Alternatively, reaction time data is often more easily analyzed by classical methods and the results more easily understood
in terms of *response speed*, using the transformation $1/x$.
### anova method
In the present version, the `anova()` method for a `"twoway"` object gives the results of two analyses: one for the additive
model, and one for the model allowing 1 df for non-additivity. Both of these assume
that row and column effects are fit using means (`method="mean"`).
```{r}
anova(sent.2way)
```
There is a variety of other tests for additivity in twoway tables with $n=1$ per cell.
A number of these are implemented in the [additivityTests package](https://cran.r-project.org/package=additivityTests).

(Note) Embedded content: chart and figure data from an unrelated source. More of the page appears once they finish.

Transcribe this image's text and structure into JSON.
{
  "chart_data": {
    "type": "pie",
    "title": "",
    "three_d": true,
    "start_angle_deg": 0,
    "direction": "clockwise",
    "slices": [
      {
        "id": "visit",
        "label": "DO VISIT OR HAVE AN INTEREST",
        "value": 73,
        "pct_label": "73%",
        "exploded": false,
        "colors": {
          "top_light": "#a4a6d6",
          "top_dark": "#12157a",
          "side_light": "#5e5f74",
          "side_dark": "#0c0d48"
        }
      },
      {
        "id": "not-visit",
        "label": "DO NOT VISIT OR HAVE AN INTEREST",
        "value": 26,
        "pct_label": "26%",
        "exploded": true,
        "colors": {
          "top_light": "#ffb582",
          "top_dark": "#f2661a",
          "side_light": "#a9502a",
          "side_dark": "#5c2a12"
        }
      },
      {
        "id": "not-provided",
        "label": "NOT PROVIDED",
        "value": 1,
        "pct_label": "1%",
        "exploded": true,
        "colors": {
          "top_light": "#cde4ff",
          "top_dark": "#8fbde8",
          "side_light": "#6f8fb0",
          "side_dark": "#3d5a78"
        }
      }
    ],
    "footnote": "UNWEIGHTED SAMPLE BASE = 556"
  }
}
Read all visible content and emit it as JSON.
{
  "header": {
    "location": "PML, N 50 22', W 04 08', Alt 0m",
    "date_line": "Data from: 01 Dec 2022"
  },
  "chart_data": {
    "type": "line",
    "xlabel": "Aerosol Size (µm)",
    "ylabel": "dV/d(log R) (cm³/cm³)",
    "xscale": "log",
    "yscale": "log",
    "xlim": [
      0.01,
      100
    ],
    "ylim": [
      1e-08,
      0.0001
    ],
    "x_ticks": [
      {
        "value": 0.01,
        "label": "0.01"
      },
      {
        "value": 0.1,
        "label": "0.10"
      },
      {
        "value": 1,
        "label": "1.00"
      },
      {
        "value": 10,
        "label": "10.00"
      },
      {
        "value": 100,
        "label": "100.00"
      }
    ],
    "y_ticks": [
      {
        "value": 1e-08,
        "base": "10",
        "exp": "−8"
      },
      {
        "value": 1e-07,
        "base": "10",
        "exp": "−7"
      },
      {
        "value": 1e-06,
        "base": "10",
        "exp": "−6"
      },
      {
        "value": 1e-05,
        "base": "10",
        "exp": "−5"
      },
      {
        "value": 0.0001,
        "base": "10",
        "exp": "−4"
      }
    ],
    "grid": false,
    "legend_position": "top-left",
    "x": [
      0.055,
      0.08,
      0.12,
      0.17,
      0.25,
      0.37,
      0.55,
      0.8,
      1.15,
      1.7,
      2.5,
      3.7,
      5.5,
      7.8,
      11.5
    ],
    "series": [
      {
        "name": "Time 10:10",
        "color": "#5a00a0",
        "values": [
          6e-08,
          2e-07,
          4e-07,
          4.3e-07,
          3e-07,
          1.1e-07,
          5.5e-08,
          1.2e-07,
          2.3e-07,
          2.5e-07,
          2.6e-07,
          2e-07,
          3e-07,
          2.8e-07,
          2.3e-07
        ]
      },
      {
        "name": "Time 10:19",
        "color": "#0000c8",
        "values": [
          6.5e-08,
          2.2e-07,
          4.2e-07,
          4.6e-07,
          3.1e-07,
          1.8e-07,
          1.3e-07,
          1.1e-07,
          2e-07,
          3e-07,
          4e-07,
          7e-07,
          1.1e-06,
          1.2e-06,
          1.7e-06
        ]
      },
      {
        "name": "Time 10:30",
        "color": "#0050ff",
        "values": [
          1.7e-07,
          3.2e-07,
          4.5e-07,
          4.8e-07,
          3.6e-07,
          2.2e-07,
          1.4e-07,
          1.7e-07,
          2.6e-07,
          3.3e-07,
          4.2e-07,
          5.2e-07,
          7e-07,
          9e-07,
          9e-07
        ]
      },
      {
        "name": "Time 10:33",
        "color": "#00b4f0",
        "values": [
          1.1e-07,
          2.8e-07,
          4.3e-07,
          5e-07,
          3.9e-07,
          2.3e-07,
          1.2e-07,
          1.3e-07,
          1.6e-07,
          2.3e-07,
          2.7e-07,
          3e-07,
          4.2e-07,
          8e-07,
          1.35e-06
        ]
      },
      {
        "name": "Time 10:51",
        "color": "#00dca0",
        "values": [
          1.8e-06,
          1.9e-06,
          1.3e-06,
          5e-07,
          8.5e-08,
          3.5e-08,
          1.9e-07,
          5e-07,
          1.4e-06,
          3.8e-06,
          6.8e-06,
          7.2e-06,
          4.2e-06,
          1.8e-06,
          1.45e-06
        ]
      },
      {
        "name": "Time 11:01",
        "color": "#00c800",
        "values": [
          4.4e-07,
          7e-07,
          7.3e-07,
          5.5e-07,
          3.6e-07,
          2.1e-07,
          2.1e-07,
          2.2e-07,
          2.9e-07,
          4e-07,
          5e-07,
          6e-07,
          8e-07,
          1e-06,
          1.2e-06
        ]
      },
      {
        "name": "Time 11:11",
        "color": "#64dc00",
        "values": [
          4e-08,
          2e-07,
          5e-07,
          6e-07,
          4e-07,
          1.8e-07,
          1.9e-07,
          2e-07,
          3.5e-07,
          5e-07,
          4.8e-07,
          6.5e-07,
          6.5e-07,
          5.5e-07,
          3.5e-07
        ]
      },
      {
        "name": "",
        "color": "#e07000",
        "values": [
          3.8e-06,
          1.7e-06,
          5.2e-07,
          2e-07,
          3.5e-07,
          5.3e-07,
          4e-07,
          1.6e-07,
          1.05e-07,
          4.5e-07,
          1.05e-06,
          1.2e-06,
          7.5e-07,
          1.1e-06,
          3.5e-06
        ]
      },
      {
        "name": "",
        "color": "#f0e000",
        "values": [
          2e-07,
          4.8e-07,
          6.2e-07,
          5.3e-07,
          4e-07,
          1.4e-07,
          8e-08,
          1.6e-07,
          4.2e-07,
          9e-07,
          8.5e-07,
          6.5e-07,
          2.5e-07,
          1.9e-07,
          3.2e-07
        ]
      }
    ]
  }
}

### Other methods and functions
* The `as.data.frame()` method for a `"twoway"` object gives a tidy data.frame result, containing the components of the fitted
values and other quantities.
```{r, R.options=list(digits=3)}
as.data.frame(sent.2way)
```
* The utility functions `to_long()` and `to_wide()` facilitate conversion between matrix format and a long format
with variables such as `Row`, `Col` and `Value`.
## TODOs
This package is at a middle stage of development. There are some small **TODO**s scattered throughout the code. In addition:
<!-- * Implement a proper `anova.twoway()` method, giving a comprehensive analysis of variance table, including the Tukey 1 df test for non-additivity. The present version is just an initial sketch. -->
<!-- * Create a formula method for a `data.frame` with columns like `row, col, value` as might be used in `twoway(value ~ row + col, data=)`. -->
* It would be nicer to use the names of the row and column variables in some displays, rather than `Row` and `Col`.